A Brief History of the Gold Standard
The comments below are an edited and abridged synopsis of an article by Robert P. Murphy
To understand the current global monetary system, in which all of the major powers issue unbacked fiat money, it is helpful to learn how today’s system evolved. Before fiat money, all major currencies were tied to silver and/or gold. This international system of commodity-based money reached its peak under the classical gold standard, which characterized the global economy from the 1870s through the start of WWI in 1914.
Under the gold standard, a nation’s monetary unit is defined as a specific weight of gold. There is free coinage of gold, meaning that you can present gold bullion to the government to be minted into gold coins of the appropriate denomination in unlimited quantities. Alternatively, paper notes or coins issued by the government as official money can be presented for redemption in gold coins. Finally, under a gold standard, there are no restrictions on the flow of gold into and out of the country.

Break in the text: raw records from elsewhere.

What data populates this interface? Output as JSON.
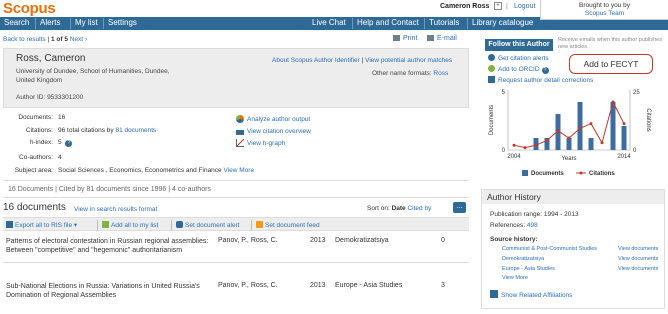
{
  "header": {
    "logo": "Scopus",
    "user_name": "Cameron Ross",
    "user_plus": "+",
    "logout": "Logout",
    "brought_line1": "Brought to you by",
    "brought_line2": "Scopus Team"
  },
  "nav": {
    "left": [
      "Search",
      "Alerts",
      "My list",
      "Settings"
    ],
    "right": [
      "Live Chat",
      "Help and Contact",
      "Tutorials",
      "Library catalogue"
    ]
  },
  "subbar": {
    "back": "Back to results",
    "pager": "1 of 5",
    "next": "Next",
    "print": "Print",
    "email": "E-mail"
  },
  "author": {
    "name": "Ross, Cameron",
    "affiliation": "University of Dundee, School of Humanities, Dundee, United Kingdom",
    "author_id": "Author ID: 9533301200",
    "about_link": "About Scopus Author Identifier",
    "sep": "|",
    "potential_link": "View potential author matches",
    "other_formats_label": "Other name formats:",
    "other_formats_value": "Ross"
  },
  "metrics": {
    "documents_label": "Documents:",
    "documents_value": "16",
    "citations_label": "Citations:",
    "citations_value_pre": "96 total citations by",
    "citations_link": "81 documents",
    "hindex_label": "h-index:",
    "hindex_value": "5",
    "coauthors_label": "Co-authors:",
    "coauthors_value": "4",
    "subject_label": "Subject area:",
    "subject_value": "Social Sciences ,  Economics, Econometrics and Finance",
    "view_more": "View More",
    "analyze_link": "Analyze author output",
    "citation_overview_link": "View citation overview",
    "hgraph_link": "View h-graph"
  },
  "summary": {
    "docs": "16 Documents",
    "cited": "Cited by 81 documents since 1996",
    "coauthors": "4 co-authors",
    "sep": "|"
  },
  "documents": {
    "heading": "16 documents",
    "view_search": "View in search results format",
    "sort_label": "Sort on:",
    "sort_date": "Date",
    "sort_cited": "Cited by",
    "sort_btn": "...",
    "toolbar": {
      "export": "Export all to RIS file",
      "add": "Add all to my list",
      "alert": "Set document alert",
      "feed": "Set document feed"
    },
    "rows": [
      {
        "title": "Patterns of electoral contestation in Russian regional assemblies: Between \"competitive\" and \"hegemonic\" authoritarianism",
        "authors": "Panov, P., Ross, C.",
        "year": "2013",
        "source": "Demokratizatsiya",
        "cited": "0"
      },
      {
        "title": "Sub-National Elections in Russia: Variations in United Russia's Domination of Regional Assemblies",
        "authors": "Panov, P., Ross, C.",
        "year": "2013",
        "source": "Europe - Asia Studies",
        "cited": "3"
      }
    ]
  },
  "right": {
    "follow_btn": "Follow this Author",
    "follow_txt": "Receive emails when this author publishes new articles",
    "get_alerts": "Get citation alerts",
    "add_orcid": "Add to ORCID",
    "q": "?",
    "request": "Request author detail corrections",
    "callout": "Add to FECYT"
  },
  "chart_data": {
    "type": "bar",
    "x": [
      2004,
      2005,
      2006,
      2007,
      2008,
      2009,
      2010,
      2011,
      2012,
      2013,
      2014
    ],
    "series": [
      {
        "name": "Documents",
        "values": [
          0,
          0,
          1,
          1,
          3,
          1,
          4,
          1,
          0,
          4,
          2
        ]
      },
      {
        "name": "Citations",
        "values": [
          2,
          1,
          2,
          4,
          8,
          5,
          9,
          11,
          3,
          20,
          11
        ]
      }
    ],
    "xlabel": "Years",
    "ylabel_left": "Documents",
    "ylabel_right": "Citations",
    "xtick_labels": [
      "2004",
      "2014"
    ],
    "yticks_left": [
      "0",
      "5"
    ],
    "yticks_right": [
      "0",
      "25"
    ],
    "ylim_left": [
      0,
      5
    ],
    "ylim_right": [
      0,
      25
    ],
    "legend": [
      "Documents",
      "Citations"
    ],
    "legend_placement": "bottom",
    "colors": {
      "Documents": "#3d6ca0",
      "Citations": "#c0392b"
    }
  },
  "history": {
    "heading": "Author History",
    "pub_range_label": "Publication range:",
    "pub_range_value": "1994 - 2013",
    "references_label": "References:",
    "references_value": "498",
    "source_label": "Source history:",
    "sources": [
      "Communist & Post-Communist Studies",
      "Demokratizatsiya",
      "Europe - Asia Studies"
    ],
    "view_docs": "View documents",
    "view_more": "View More",
    "show_affiliations": "Show Related Affiliations"
  },
  "colors": {
    "brand": "#e8700a",
    "nav": "#2f6a96",
    "link": "#2a6ebb"
  }
}
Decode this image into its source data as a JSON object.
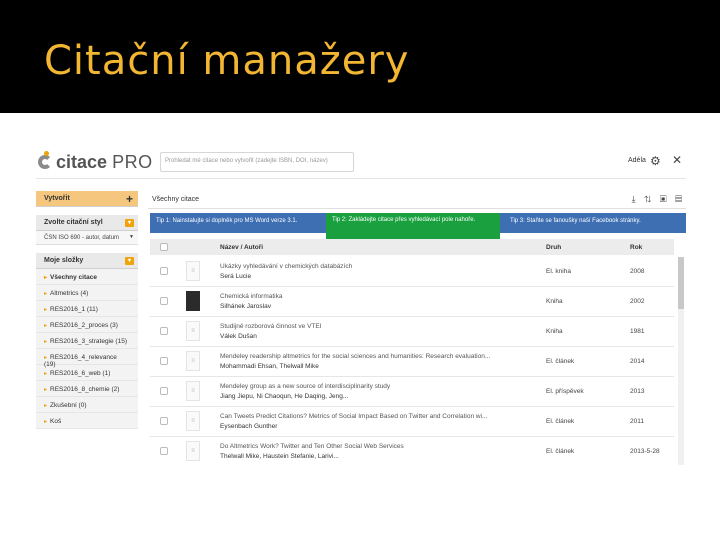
{
  "slide": {
    "title": "Citační manažery"
  },
  "app": {
    "logo_citace": "citace",
    "logo_pro": "PRO",
    "search_placeholder": "Prohledat mé citace nebo vytvořit (zadejte ISBN, DOI, název)",
    "user_name": "Adéla",
    "gear_icon": "⚙",
    "tools_icon": "✕"
  },
  "sidebar": {
    "create_label": "Vytvořit",
    "create_icon": "+",
    "style_label": "Zvolte citační styl",
    "style_value": "ČSN ISO 690 - autor, datum",
    "folders_label": "Moje složky",
    "folders": [
      "Všechny citace",
      "Altmetrics (4)",
      "RES2016_1 (11)",
      "RES2016_2_proces (3)",
      "RES2016_3_strategie (15)",
      "RES2016_4_relevance (19)",
      "RES2016_6_web (1)",
      "RES2016_8_chemie (2)",
      "Zkušební (0)",
      "Koš"
    ]
  },
  "main": {
    "heading": "Všechny citace",
    "toolbar_icons": "⤓ ⇅ ▣ ▤",
    "tips": [
      "Tip 1: Nainstalujte si doplněk pro MS Word verze 3.1.",
      "Tip 2: Zakládejte citace přes vyhledávací pole nahoře.",
      "Tip 3: Staňte se fanouškу naší Facebook stránky."
    ],
    "columns": {
      "name": "Název / Autoři",
      "type": "Druh",
      "year": "Rok"
    },
    "rows": [
      {
        "title": "Ukázky vyhledávání v chemických databázích",
        "authors": "Šerá Lucie",
        "type": "El. kniha",
        "year": "2008"
      },
      {
        "title": "Chemická informatika",
        "authors": "Šilhánek Jaroslav",
        "type": "Kniha",
        "year": "2002"
      },
      {
        "title": "Studijně rozborová činnost ve VTEI",
        "authors": "Válek Dušan",
        "type": "Kniha",
        "year": "1981"
      },
      {
        "title": "Mendeley readership altmetrics for the social sciences and humanities: Research evaluation...",
        "authors": "Mohammadi Ehsan, Thelwall Mike",
        "type": "El. článek",
        "year": "2014"
      },
      {
        "title": "Mendeley group as a new source of interdisciplinarity study",
        "authors": "Jiang Jiepu, Ni Chaoqun, He Daqing, Jeng...",
        "type": "El. příspěvek",
        "year": "2013"
      },
      {
        "title": "Can Tweets Predict Citations? Metrics of Social Impact Based on Twitter and Correlation wi...",
        "authors": "Eysenbach Gunther",
        "type": "El. článek",
        "year": "2011"
      },
      {
        "title": "Do Altmetrics Work? Twitter and Ten Other Social Web Services",
        "authors": "Thelwall Mike, Haustein Stefanie, Larivi...",
        "type": "El. článek",
        "year": "2013-5-28"
      }
    ]
  },
  "colors": {
    "title": "#f2b632",
    "accent": "#f0a30a",
    "tips_blue": "#3e6fb3",
    "tip_green": "#1aa03f"
  }
}
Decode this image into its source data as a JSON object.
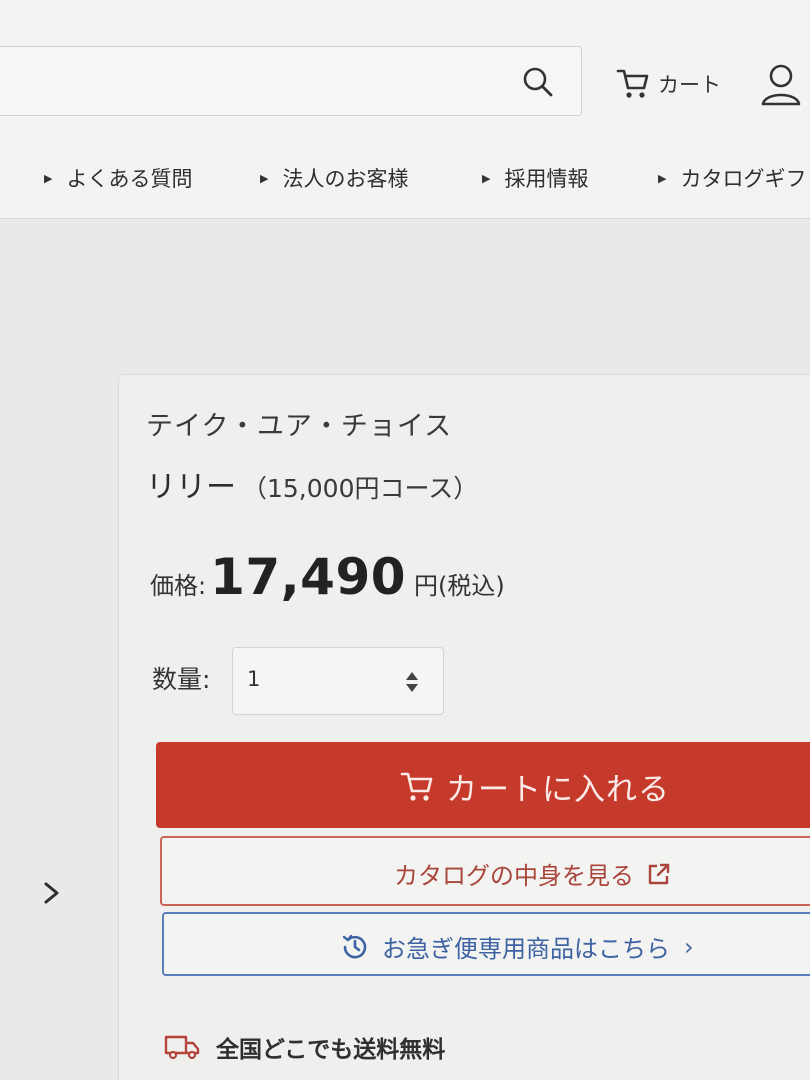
{
  "header": {
    "cart_label": "カート",
    "nav": [
      {
        "label": "よくある質問"
      },
      {
        "label": "法人のお客様"
      },
      {
        "label": "採用情報"
      },
      {
        "label": "カタログギフ"
      }
    ]
  },
  "product": {
    "brand": "テイク・ユア・チョイス",
    "name": "リリー",
    "course": "（15,000円コース）",
    "price_label": "価格:",
    "price": "17,490",
    "price_unit": "円",
    "price_tax": "(税込)",
    "quantity_label": "数量:",
    "quantity_value": "1"
  },
  "actions": {
    "add_to_cart": "カートに入れる",
    "view_catalog": "カタログの中身を見る",
    "express": "お急ぎ便専用商品はこちら",
    "shipping": "全国どこでも送料無料"
  },
  "colors": {
    "cart_button": "#c63a2c",
    "catalog_border": "#c96556",
    "express_border": "#5a7fb8"
  },
  "icons": {
    "search": "search-icon",
    "cart": "cart-icon",
    "account": "user-icon",
    "external": "external-link-icon",
    "clock": "clock-icon",
    "truck": "truck-icon"
  }
}
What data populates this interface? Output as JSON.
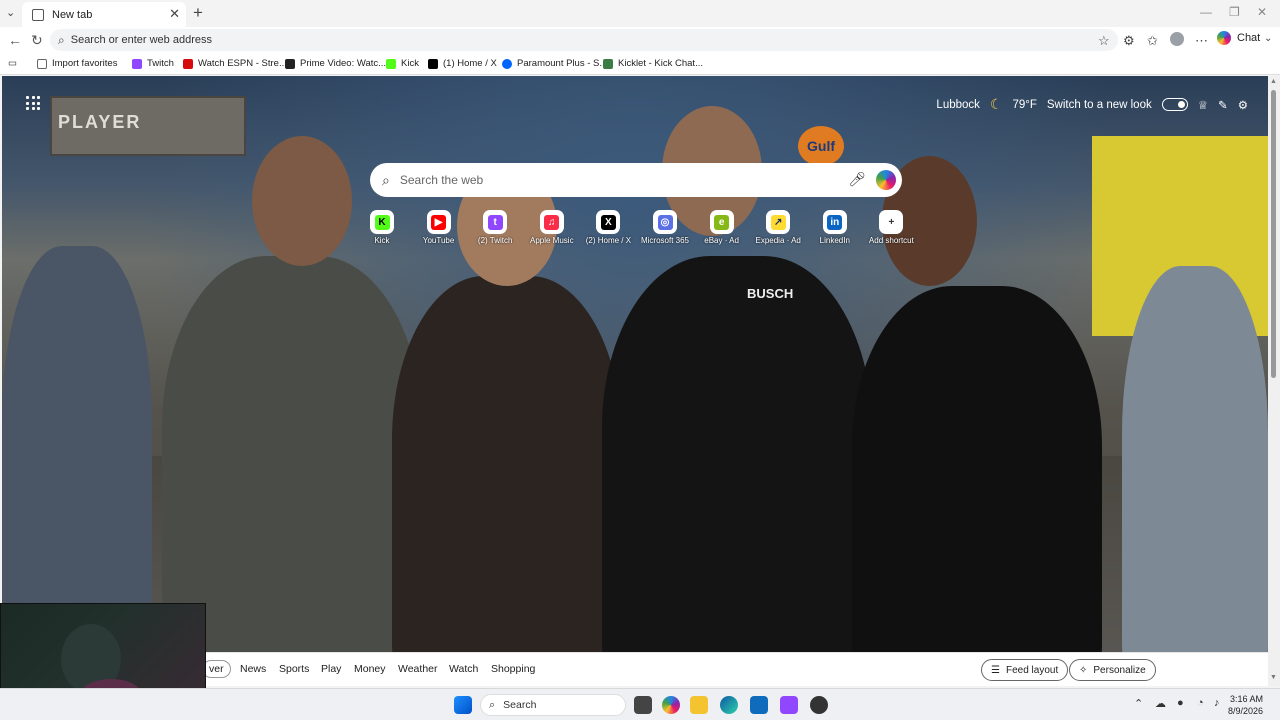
{
  "browser": {
    "tab_title": "New tab",
    "address_placeholder": "Search or enter web address",
    "chat_label": "Chat"
  },
  "favorites": [
    {
      "label": "Import favorites",
      "color": "#666666"
    },
    {
      "label": "Twitch",
      "color": "#9146ff"
    },
    {
      "label": "Watch ESPN - Stre...",
      "color": "#d50a0a"
    },
    {
      "label": "Prime Video: Watc...",
      "color": "#222222"
    },
    {
      "label": "Kick",
      "color": "#53fc18"
    },
    {
      "label": "(1) Home / X",
      "color": "#000000"
    },
    {
      "label": "Paramount Plus - S...",
      "color": "#0064ff"
    },
    {
      "label": "Kicklet - Kick Chat...",
      "color": "#3a7d44"
    }
  ],
  "newtab": {
    "location": "Lubbock",
    "temperature": "79°F",
    "switch_label": "Switch to a new look",
    "search_placeholder": "Search the web"
  },
  "shortcuts": [
    {
      "label": "Kick",
      "glyph": "K",
      "color": "#53fc18",
      "text_color": "#000000"
    },
    {
      "label": "YouTube",
      "glyph": "▶",
      "color": "#ff0000",
      "text_color": "#ffffff"
    },
    {
      "label": "(2) Twitch",
      "glyph": "t",
      "color": "#9146ff",
      "text_color": "#ffffff"
    },
    {
      "label": "Apple Music",
      "glyph": "♫",
      "color": "#fa2d48",
      "text_color": "#ffffff"
    },
    {
      "label": "(2) Home / X",
      "glyph": "X",
      "color": "#000000",
      "text_color": "#ffffff"
    },
    {
      "label": "Microsoft 365",
      "glyph": "◎",
      "color": "#5b6fe6",
      "text_color": "#ffffff"
    },
    {
      "label": "eBay · Ad",
      "glyph": "e",
      "color": "#86b817",
      "text_color": "#ffffff"
    },
    {
      "label": "Expedia · Ad",
      "glyph": "↗",
      "color": "#fddb32",
      "text_color": "#1f2b6c"
    },
    {
      "label": "LinkedIn",
      "glyph": "in",
      "color": "#0a66c2",
      "text_color": "#ffffff"
    },
    {
      "label": "Add shortcut",
      "glyph": "+",
      "color": "#ffffff",
      "text_color": "#333333"
    }
  ],
  "feed": {
    "tabs": [
      "ver",
      "News",
      "Sports",
      "Play",
      "Money",
      "Weather",
      "Watch",
      "Shopping"
    ],
    "feed_layout_label": "Feed layout",
    "personalize_label": "Personalize"
  },
  "taskbar": {
    "search_label": "Search",
    "time": "3:16 AM",
    "date": "8/9/2026"
  },
  "photo": {
    "billboard_text": "PLAYER",
    "gulf_sign": "Gulf",
    "shirt_text": "BUSCH"
  }
}
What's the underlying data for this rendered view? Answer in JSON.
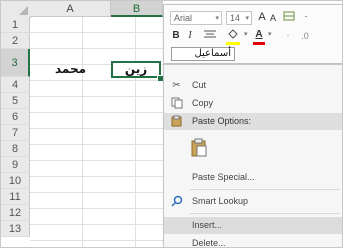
{
  "columns": [
    "A",
    "B"
  ],
  "rows": [
    "1",
    "2",
    "3",
    "4",
    "5",
    "6",
    "7",
    "8",
    "9",
    "10",
    "11",
    "12",
    "13"
  ],
  "cells": {
    "A3": "محمد",
    "B3": "زين"
  },
  "mini_toolbar": {
    "font_name": "Arial",
    "font_size": "14",
    "grow_font": "A",
    "shrink_font": "A",
    "bold": "B",
    "italic": "I",
    "font_color_letter": "A",
    "fill_color": "#ffff00",
    "font_color": "#e00000",
    "cell_input_value": "أسماعيل"
  },
  "context_menu": {
    "items": [
      {
        "label": "Cut",
        "icon": "scissors-icon"
      },
      {
        "label": "Copy",
        "icon": "copy-icon"
      },
      {
        "label": "Paste Options:",
        "icon": "paste-icon"
      },
      {
        "label": "Paste Special...",
        "icon": ""
      },
      {
        "label": "Smart Lookup",
        "icon": "search-icon"
      },
      {
        "label": "Insert...",
        "icon": ""
      },
      {
        "label": "Delete...",
        "icon": ""
      }
    ]
  }
}
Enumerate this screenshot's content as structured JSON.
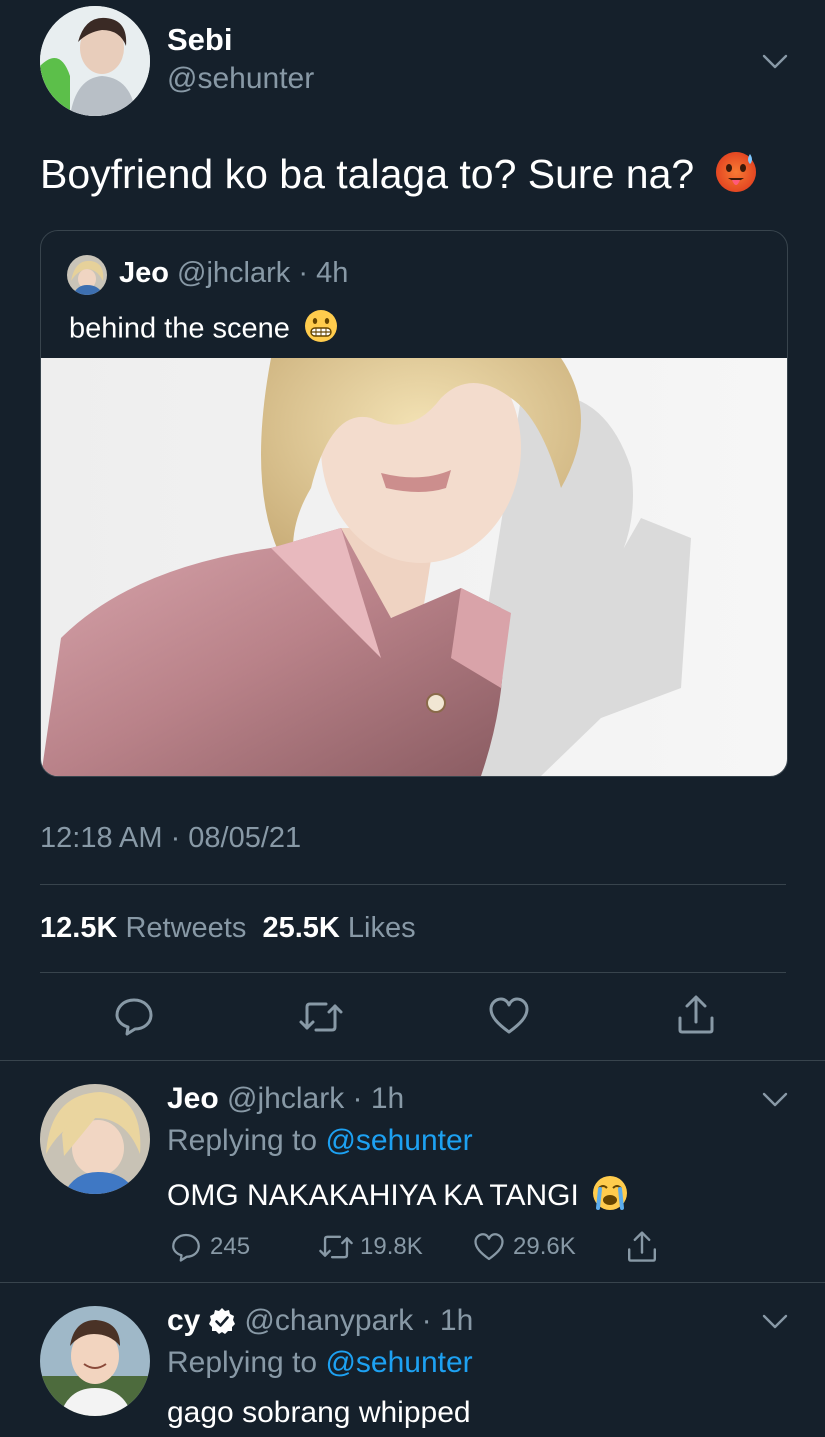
{
  "main_tweet": {
    "author_name": "Sebi",
    "author_handle": "@sehunter",
    "text": "Boyfriend ko ba talaga to? Sure na?",
    "text_emoji_icon": "hot-face-emoji-icon",
    "timestamp": "12:18 AM · 08/05/21",
    "retweets_count": "12.5K",
    "retweets_label": "Retweets",
    "likes_count": "25.5K",
    "likes_label": "Likes"
  },
  "quoted_tweet": {
    "author_name": "Jeo",
    "author_handle": "@jhclark",
    "time": "4h",
    "text": "behind the scene",
    "text_emoji_icon": "grimacing-emoji-icon"
  },
  "replies": [
    {
      "author_name": "Jeo",
      "author_handle": "@jhclark",
      "time": "1h",
      "replying_prefix": "Replying to",
      "replying_handle": "@sehunter",
      "text": "OMG NAKAKAHIYA KA TANGI",
      "text_emoji_icon": "loudly-crying-emoji-icon",
      "reply_count": "245",
      "retweet_count": "19.8K",
      "like_count": "29.6K"
    },
    {
      "author_name": "cy",
      "verified": true,
      "author_handle": "@chanypark",
      "time": "1h",
      "replying_prefix": "Replying to",
      "replying_handle": "@sehunter",
      "text": "gago sobrang whipped"
    }
  ],
  "colors": {
    "background": "#15202b",
    "muted_text": "#8899a6",
    "link": "#1da1f2",
    "divider": "#38444d"
  }
}
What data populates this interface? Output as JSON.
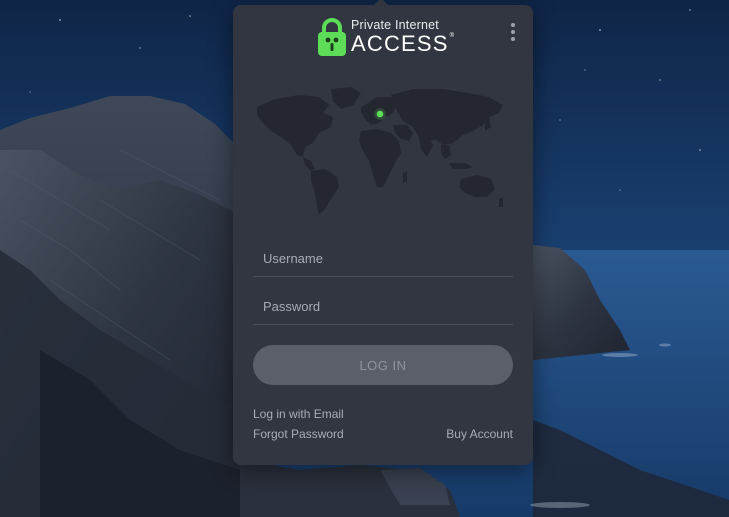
{
  "app": {
    "name": "Private Internet Access",
    "logo": {
      "line1": "Private Internet",
      "line2": "ACCESS",
      "registered": "®",
      "accent_color": "#5ddc58"
    },
    "menu_icon": "kebab-menu-icon"
  },
  "map": {
    "land_color": "#24272f",
    "location_dot_color": "#5ddc58"
  },
  "form": {
    "username_placeholder": "Username",
    "username_value": "",
    "password_placeholder": "Password",
    "password_value": "",
    "login_label": "LOG IN"
  },
  "links": {
    "email_login": "Log in with Email",
    "forgot_password": "Forgot Password",
    "buy_account": "Buy Account"
  },
  "colors": {
    "panel_bg": "#323640",
    "button_bg": "#5a5f69",
    "button_text": "#8f949d",
    "link_text": "#a9adb5",
    "divider": "#4b505a"
  }
}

Arguments over the gold standard are not merely technical disagreements concerning economic analysis. Rather, the gold standard often serves as a proxy for sound money, which was a central element in the classical liberal tradition of limiting government’s ability to wreak havoc on society.
Murphy explains the gold standard’s basic mechanics, and highlights some of the major events in the world’s evolution from a global monetary system based on market-produced commodity money to the current framework, which rests on government-issued fiat monies.
Up for discussion: precious metals (the market’s money); fixed exchange rates vs. government price fixing; the colonial era through 1872—gold and silver bimetallism; US participation in the classical gold standard, 1873/1879-1914; WWI and its aftermath; the Great Depression and Bretton Woods; and the Nixon Shock and fiat money.